As always, it was an excellent convention. There are so many wonderful workshops, sessions, classes, services, musicians, that it’s impossible to do everything. Particular highlights, for me, included text study with my Hebrew Union College professors and the daily minyan (especially the Shabbat services that I don’t have to lead).
Though every Biennial has an amazing list of Jewish vendors selling everything from trinkets to sanctuary design, this year I specifically sought out two of them. The first were the publishers at Behrman House, a major supplier of Jewish curricula for our religious schools. We’ve used a lot of their books over the years, and have even begun using their “Hebrew in Harmony” software on the iPads in our Hebrew School. After a nice conversation with them about our school and our needs I came away with a new curriculum to use next year with our Confirmation students.
The other vendor I sought out was the Sofer on Site – a torah scribe who will come out to Cedar Rapids and evaluate our Torah scrolls. We have seven scrolls that are all in need of some care, so with the Board’s permission, I spoke to Rabbi Druin about visiting. One of the wonderful things about the Sofer on Site, as the name suggests, is that he does all his repair work on site so we will have the unique opportunity to watch how this is done. We’ll be sure to let you know when we have these details.

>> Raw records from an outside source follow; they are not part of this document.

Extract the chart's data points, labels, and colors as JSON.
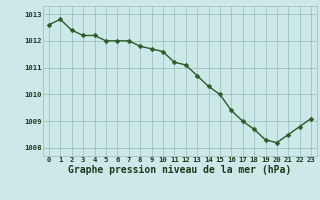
{
  "x": [
    0,
    1,
    2,
    3,
    4,
    5,
    6,
    7,
    8,
    9,
    10,
    11,
    12,
    13,
    14,
    15,
    16,
    17,
    18,
    19,
    20,
    21,
    22,
    23
  ],
  "y": [
    1012.6,
    1012.8,
    1012.4,
    1012.2,
    1012.2,
    1012.0,
    1012.0,
    1012.0,
    1011.8,
    1011.7,
    1011.6,
    1011.2,
    1011.1,
    1010.7,
    1010.3,
    1010.0,
    1009.4,
    1009.0,
    1008.7,
    1008.3,
    1008.2,
    1008.5,
    1008.8,
    1009.1
  ],
  "line_color": "#2d5a27",
  "marker_color": "#2d5a27",
  "bg_color": "#cce8e8",
  "grid_color": "#99bbbb",
  "xlabel": "Graphe pression niveau de la mer (hPa)",
  "xlabel_color": "#1a3a1a",
  "xlim": [
    -0.5,
    23.5
  ],
  "ylim": [
    1007.7,
    1013.3
  ],
  "ytick_values": [
    1008,
    1009,
    1010,
    1011,
    1012,
    1013
  ],
  "ytick_labels": [
    "1008",
    "1009",
    "1010",
    "1011",
    "1012",
    "1013"
  ],
  "xticks": [
    0,
    1,
    2,
    3,
    4,
    5,
    6,
    7,
    8,
    9,
    10,
    11,
    12,
    13,
    14,
    15,
    16,
    17,
    18,
    19,
    20,
    21,
    22,
    23
  ],
  "tick_label_color": "#1a3a1a",
  "tick_label_fontsize": 5.2,
  "xlabel_fontsize": 7.0,
  "line_width": 1.0,
  "marker_size": 2.5
}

Finally, no Biennial would be complete without a keynote address from the president of the Union for Reform Judaism, Rabbi Rick Jacobs. During this address, Rabbi Jacobs sets an agenda for the next two years. Some years he pushes us to examine how we educate our youth, other years he’s focused on programs for adults. This year’s theme was inclusion. In particular, he spoke of expanding our tent, of being open and welcoming to all who identify as Jewish – Jews of color, LGBTQ Jews, non-binary Jews. He reminded us that the demographics of the world are changing, that the Baby Boomers are no longer the majority of our population, the Millennials are, and that this large, young group of Jews has very different expectations from our communities. We know that religious affiliation, across all religions, is decreasing rapidly. One of the ways we can fight this trend is to be open and welcoming to all.
There are wonderful highlights and video clips from the Biennial here. I look forward to sharing more about my Biennial experience over the coming year.
For now, may you all have a Happy Chanukah and a Wonderful New Year.